KOTONOHA：The NINJAL Corpus Development Project
Since its inception in 1948, NINJAL has conducted a large-scale scientific study to determine the reality of modern Japanese.
Recently, for this purpose a long-term project to create a database of the Japanese language - the KOTONOHA project (hereafter simply "KOTONOHA") has been designed, aiming to create an extremely broad representation of Japanese from the Heian period to modern times. KOTONOHA is a generic term referring to multiple corpora which attempt to cover the entirety of the Japanese language.
The image below shows the entirety of KOTONOHA.
The horizontal axis is the temporal axis, ranging from the Heian period to modern times. The vertical axis shows the source of the words included in the corpora, with the top half representing corpora of written language, and the bottom of spoken language.
KOTONOHA covers all of the corpora shown in the figure, but because it is not possible to compile everything into a single corpus, by using a number of corpora to cover different elements, the coverage of the project can be improved step-by-step.
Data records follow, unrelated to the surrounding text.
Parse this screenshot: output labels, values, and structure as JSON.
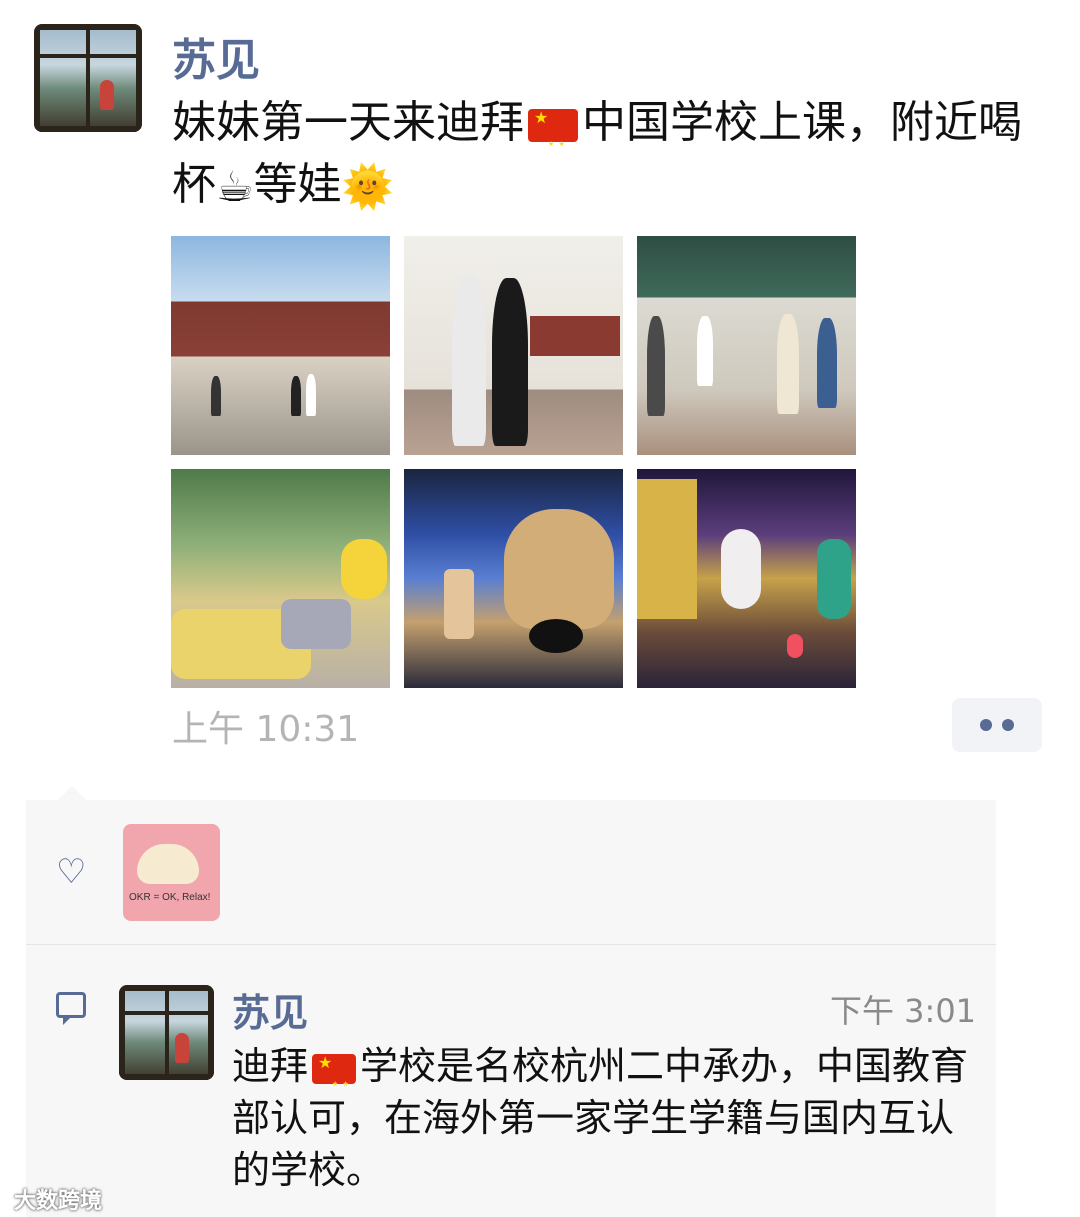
{
  "post": {
    "author": "苏见",
    "text_part1": "妹妹第一天来迪拜",
    "text_part2": "中国学校上课，附近喝杯",
    "text_part3": "等娃",
    "emoji_coffee": "☕",
    "emoji_sun": "🌞",
    "time": "上午 10:31"
  },
  "photos": [
    "photo-school-gate",
    "photo-mother-daughter",
    "photo-queue",
    "photo-cafe-pikachu",
    "photo-cafe-bear",
    "photo-cafe-graffiti"
  ],
  "comment": {
    "author": "苏见",
    "time": "下午 3:01",
    "text_part1": "迪拜",
    "text_part2": "学校是名校杭州二中承办，中国教育部认可，在海外第一家学生学籍与国内互认的学校。"
  },
  "like_avatar_text": "OKR = OK, Relax!",
  "watermark": "大数跨境",
  "colors": {
    "link": "#576b95",
    "interaction_bg": "#f7f7f7",
    "time": "#b4b4b4"
  }
}
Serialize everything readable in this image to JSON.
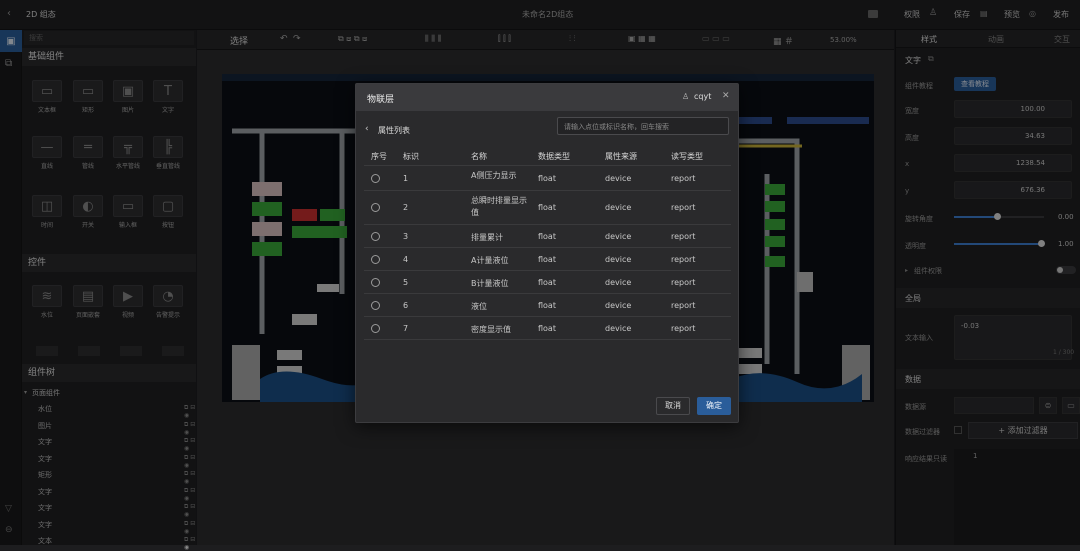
{
  "topbar": {
    "back_icon": "chevron-left-icon",
    "app_title": "2D 组态",
    "doc_title": "未命名2D组态",
    "permission": "权限",
    "save": "保存",
    "preview": "预览",
    "publish": "发布"
  },
  "left": {
    "search_placeholder": "搜索",
    "basic_section": "基础组件",
    "basic": [
      {
        "label": "文本框",
        "icon": "▭"
      },
      {
        "label": "矩形",
        "icon": "▭"
      },
      {
        "label": "图片",
        "icon": "▣"
      },
      {
        "label": "文字",
        "icon": "T"
      },
      {
        "label": "直线",
        "icon": "—"
      },
      {
        "label": "管线",
        "icon": "═"
      },
      {
        "label": "水平管线",
        "icon": "╦"
      },
      {
        "label": "垂直管线",
        "icon": "╠"
      },
      {
        "label": "时间",
        "icon": "◫"
      },
      {
        "label": "开关",
        "icon": "◐"
      },
      {
        "label": "输入框",
        "icon": "▭"
      },
      {
        "label": "按钮",
        "icon": "▢"
      }
    ],
    "control_section": "控件",
    "controls": [
      {
        "label": "水位",
        "icon": "≋"
      },
      {
        "label": "页面嵌套",
        "icon": "▤"
      },
      {
        "label": "视频",
        "icon": "▶"
      },
      {
        "label": "告警提示",
        "icon": "◔"
      }
    ],
    "tree_section": "组件树",
    "tree_root": "页面组件",
    "tree_items": [
      "水位",
      "图片",
      "文字",
      "文字",
      "矩形",
      "文字",
      "文字",
      "文字",
      "文本"
    ]
  },
  "toolbar": {
    "select": "选择",
    "zoom": "53.00%"
  },
  "right": {
    "tabs": [
      "样式",
      "动画",
      "交互"
    ],
    "section_text": "文字",
    "tutorial_label": "组件教程",
    "tutorial_btn": "查看教程",
    "width_label": "宽度",
    "width": "100.00",
    "height_label": "高度",
    "height": "34.63",
    "x_label": "x",
    "x": "1238.54",
    "y_label": "y",
    "y": "676.36",
    "rotate_label": "旋转角度",
    "rotate": "0.00",
    "opacity_label": "透明度",
    "opacity": "1.00",
    "perm_label": "组件权限",
    "global_section": "全局",
    "text_input_label": "文本输入",
    "text_input": "-0.03",
    "text_count": "1 / 300",
    "data_section": "数据",
    "datasource_label": "数据源",
    "filter_label": "数据过滤器",
    "add_filter": "+ 添加过滤器",
    "response_label": "响应结果只读",
    "response_line": "1"
  },
  "modal": {
    "title": "物联层",
    "user": "cqyt",
    "list_title": "属性列表",
    "search_placeholder": "请输入点位或标识名称，回车搜索",
    "columns": [
      "序号",
      "标识",
      "名称",
      "数据类型",
      "属性来源",
      "读写类型"
    ],
    "rows": [
      {
        "index": "1",
        "name": "A侧压力显示",
        "type": "float",
        "source": "device",
        "rw": "report"
      },
      {
        "index": "2",
        "name": "总瞬时排量显示值",
        "type": "float",
        "source": "device",
        "rw": "report"
      },
      {
        "index": "3",
        "name": "排量累计",
        "type": "float",
        "source": "device",
        "rw": "report"
      },
      {
        "index": "4",
        "name": "A计量液位",
        "type": "float",
        "source": "device",
        "rw": "report"
      },
      {
        "index": "5",
        "name": "B计量液位",
        "type": "float",
        "source": "device",
        "rw": "report"
      },
      {
        "index": "6",
        "name": "液位",
        "type": "float",
        "source": "device",
        "rw": "report"
      },
      {
        "index": "7",
        "name": "密度显示值",
        "type": "float",
        "source": "device",
        "rw": "report"
      }
    ],
    "cancel": "取消",
    "confirm": "确定"
  }
}
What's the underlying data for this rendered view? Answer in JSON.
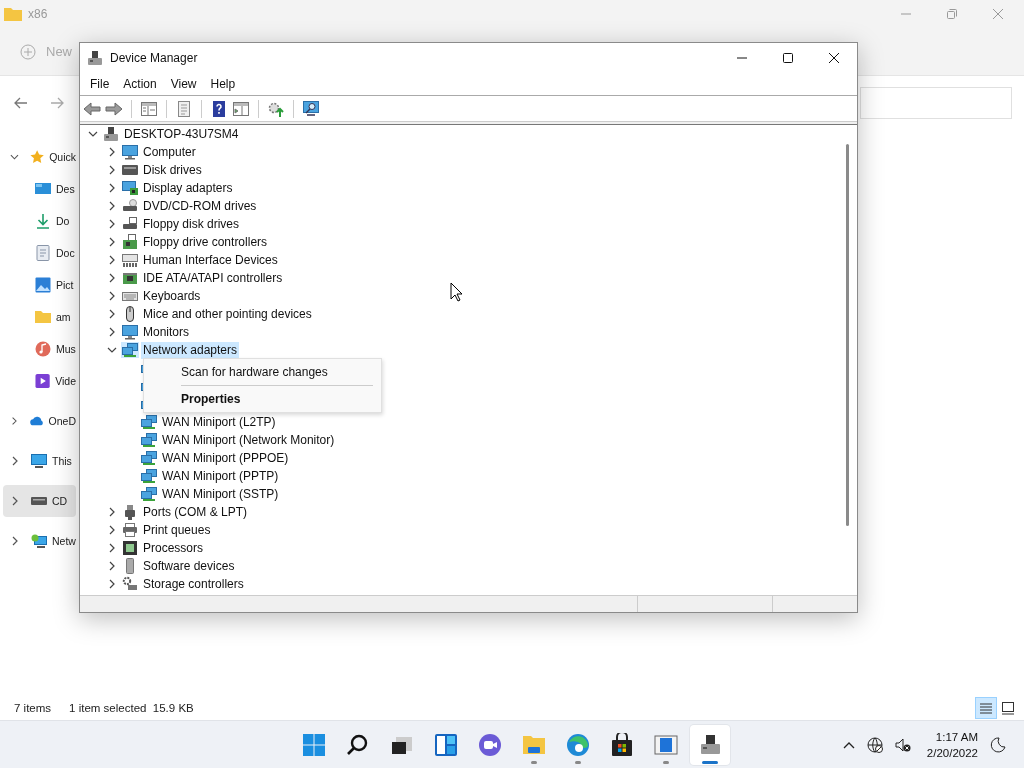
{
  "explorer": {
    "title": "x86",
    "new_button": "New",
    "sidebar": [
      {
        "label": "Quick",
        "kind": "star",
        "expanded": true,
        "selected": false,
        "children": [
          {
            "label": "Des",
            "kind": "desktop",
            "selected": false
          },
          {
            "label": "Do",
            "kind": "download",
            "selected": false
          },
          {
            "label": "Doc",
            "kind": "document",
            "selected": false
          },
          {
            "label": "Pict",
            "kind": "picture",
            "selected": false
          },
          {
            "label": "am",
            "kind": "folder",
            "selected": false
          },
          {
            "label": "Mus",
            "kind": "music",
            "selected": false
          },
          {
            "label": "Vide",
            "kind": "video",
            "selected": false
          }
        ]
      },
      {
        "label": "OneD",
        "kind": "cloud",
        "expanded": false,
        "selected": false
      },
      {
        "label": "This",
        "kind": "pc",
        "expanded": false,
        "selected": false
      },
      {
        "label": "CD",
        "kind": "drive",
        "expanded": false,
        "selected": true
      },
      {
        "label": "Netw",
        "kind": "network",
        "expanded": false,
        "selected": false
      }
    ],
    "status": [
      "7 items",
      "1 item selected  15.9 KB"
    ],
    "views": [
      {
        "kind": "details",
        "selected": true
      },
      {
        "kind": "tiles",
        "selected": false
      }
    ]
  },
  "device_manager": {
    "title": "Device Manager",
    "menu": [
      "File",
      "Action",
      "View",
      "Help"
    ],
    "toolbar": [
      {
        "kind": "back"
      },
      {
        "kind": "forward"
      },
      {
        "kind": "separator"
      },
      {
        "kind": "console-tree"
      },
      {
        "kind": "separator"
      },
      {
        "kind": "properties"
      },
      {
        "kind": "separator"
      },
      {
        "kind": "help"
      },
      {
        "kind": "action-pane"
      },
      {
        "kind": "separator"
      },
      {
        "kind": "update"
      },
      {
        "kind": "separator"
      },
      {
        "kind": "scan"
      }
    ],
    "tree": {
      "label": "DESKTOP-43U7SM4",
      "kind": "root",
      "expanded": true,
      "selected": false,
      "children": [
        {
          "label": "Computer",
          "kind": "computer",
          "expanded": false,
          "selected": false
        },
        {
          "label": "Disk drives",
          "kind": "disk",
          "expanded": false,
          "selected": false
        },
        {
          "label": "Display adapters",
          "kind": "display",
          "expanded": false,
          "selected": false
        },
        {
          "label": "DVD/CD-ROM drives",
          "kind": "dvd",
          "expanded": false,
          "selected": false
        },
        {
          "label": "Floppy disk drives",
          "kind": "floppy",
          "expanded": false,
          "selected": false
        },
        {
          "label": "Floppy drive controllers",
          "kind": "fdc",
          "expanded": false,
          "selected": false
        },
        {
          "label": "Human Interface Devices",
          "kind": "hid",
          "expanded": false,
          "selected": false
        },
        {
          "label": "IDE ATA/ATAPI controllers",
          "kind": "ide",
          "expanded": false,
          "selected": false
        },
        {
          "label": "Keyboards",
          "kind": "keyboard",
          "expanded": false,
          "selected": false
        },
        {
          "label": "Mice and other pointing devices",
          "kind": "mouse",
          "expanded": false,
          "selected": false
        },
        {
          "label": "Monitors",
          "kind": "monitor",
          "expanded": false,
          "selected": false
        },
        {
          "label": "Network adapters",
          "kind": "network",
          "expanded": true,
          "selected": true,
          "children": [
            {
              "kind": "network"
            },
            {
              "kind": "network"
            },
            {
              "kind": "network"
            },
            {
              "label": "WAN Miniport (L2TP)",
              "kind": "network",
              "selected": false
            },
            {
              "label": "WAN Miniport (Network Monitor)",
              "kind": "network",
              "selected": false
            },
            {
              "label": "WAN Miniport (PPPOE)",
              "kind": "network",
              "selected": false
            },
            {
              "label": "WAN Miniport (PPTP)",
              "kind": "network",
              "selected": false
            },
            {
              "label": "WAN Miniport (SSTP)",
              "kind": "network",
              "selected": false
            }
          ]
        },
        {
          "label": "Ports (COM & LPT)",
          "kind": "port",
          "expanded": false,
          "selected": false
        },
        {
          "label": "Print queues",
          "kind": "printer",
          "expanded": false,
          "selected": false
        },
        {
          "label": "Processors",
          "kind": "cpu",
          "expanded": false,
          "selected": false
        },
        {
          "label": "Software devices",
          "kind": "software",
          "expanded": false,
          "selected": false
        },
        {
          "label": "Storage controllers",
          "kind": "storage",
          "expanded": false,
          "selected": false
        }
      ]
    },
    "context_menu": [
      {
        "kind": "item",
        "label": "Scan for hardware changes"
      },
      {
        "kind": "separator"
      },
      {
        "kind": "default",
        "label": "Properties"
      }
    ]
  },
  "taskbar": {
    "apps": [
      {
        "kind": "start",
        "running": false,
        "active": false
      },
      {
        "kind": "search",
        "running": false,
        "active": false
      },
      {
        "kind": "task-view",
        "running": false,
        "active": false
      },
      {
        "kind": "widgets",
        "running": false,
        "active": false
      },
      {
        "kind": "chat",
        "running": false,
        "active": false
      },
      {
        "kind": "explorer",
        "running": true,
        "active": false
      },
      {
        "kind": "edge",
        "running": true,
        "active": false
      },
      {
        "kind": "store",
        "running": false,
        "active": false
      },
      {
        "kind": "window-app",
        "running": true,
        "active": false
      },
      {
        "kind": "device-manager",
        "running": true,
        "active": true
      }
    ],
    "time": "1:17 AM",
    "date": "2/20/2022"
  }
}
Of those shown above, the construction of the three corpora in the "Modern Magazine" corpus, the CSJ (Corpus of Spontaneous Japanese) and the BCCWJ (Balanced Corpus of Contemporary Written Japanese) , and the NINJAL Web Japanese Corpus on the right has been completed, and are available to the public. Currently, the Corpus of Historical Japanese (CHJ) is being worked on.
- Balanced Corpus of Contemporary Written Japanese (BCCWJ)
- Corpus of Spontaneous Japanese (CSJ in Japanese Only)
- Taiyou Corpus (in Japanese Only)
- Modern Women's Magazine Corpus (in Japanese Only)
- Meiroku Magazine Corpus (in Japanese Only)
- Kokumin no Tomo Magazine Corpus (in Japanese Only)
- Corpus of Historical Japanese (CHJ in Japanese Only)
- NINJAL Web Japanese Corpus (in Japanese Only)
Even if all of these corpora are completed, a number of empty areas still remain in the figure above. For example, there is a gap of over 50 years between the Taiyou corpus - which covers up to 1925 - and the BCCWJ. In addition, the CSJ covers mainly monologues, and so there is a lack of data concerning conversational speech and consultations.
Filling in these gaps is an important challenge. In addition, it will be necessary to periodically extend the BCCWJ in the future. In the future, the aim is to improve the corpus to an unprecedented scale and quality.